Le romancier Jean-Pierre Bathany est décédé d'un infarctus en ce mois de mai 2017, à l’âge de soixante-dix ans. Originaire de la Presqu’île de Crozon (Finistère), il habitait Nantes. Il a d’abord publié ses romans aux Éditions Alain Bargain (2005-2008) : Camaret au vitriol, Double je nantais, Été show à la Baule, La veuve noire de Pornic, Maudit blues à Nantes. Chez le même éditeur, il publia la série INRI (2010-2011) : Requiem au lac de Grandlieu, Le Cercle de Nantes, Illuminatis nantais. Puis, aux Éditions Sixto, il fut le scénariste de la bande dessinée "L’ange noir" (2011 - dessins de Jérôme Mathé) et l'auteur des romans "Double Je" (2015) et "L'homme de la pluie" (2016). Petit hommage à travers trois de ses titres.

Camaret au vitriol (Éd.Alain Bargain, 2005)

Un vieux pêcheur a fait une chute mortelle à la pointe du Grand Goin, à Camaret. Étonnant, car il connaissait bien les lieux.
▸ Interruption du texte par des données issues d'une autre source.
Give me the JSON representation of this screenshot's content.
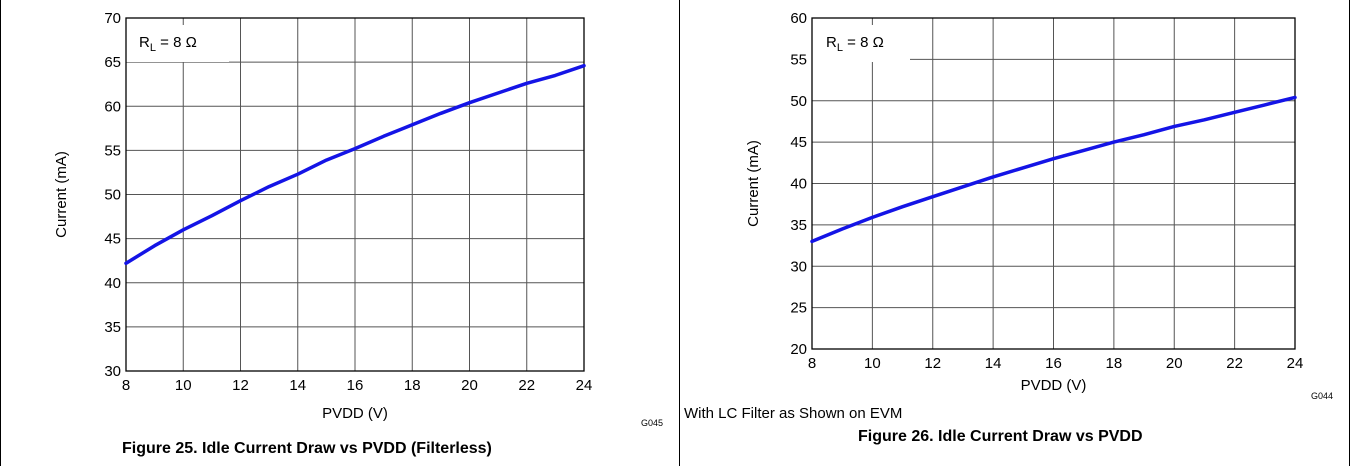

La mort d’un clerc de notaire passe pour un suicide. Pourtant, il a été assassiné. Le maire de Camaret a reçu plusieurs lettres anonymes. Interiora Terrae Lapidem, dit l’énigmatique message. Pierre, le maire, ne souhaite pas divulguer cette info. Il demande à son ami parisien Thomas de Rosmadec, écrivain criminologue, de venir mener une enquête discrète. Dans le train, Thomas rencontre Ali, orphelin Noir âgé de dix ans. Rebaptisé Alain à sa demande, l’enfant l’accompagne à Camaret. Si on le trouve plutôt attachant, le gamin commet bon nombre de bêtises.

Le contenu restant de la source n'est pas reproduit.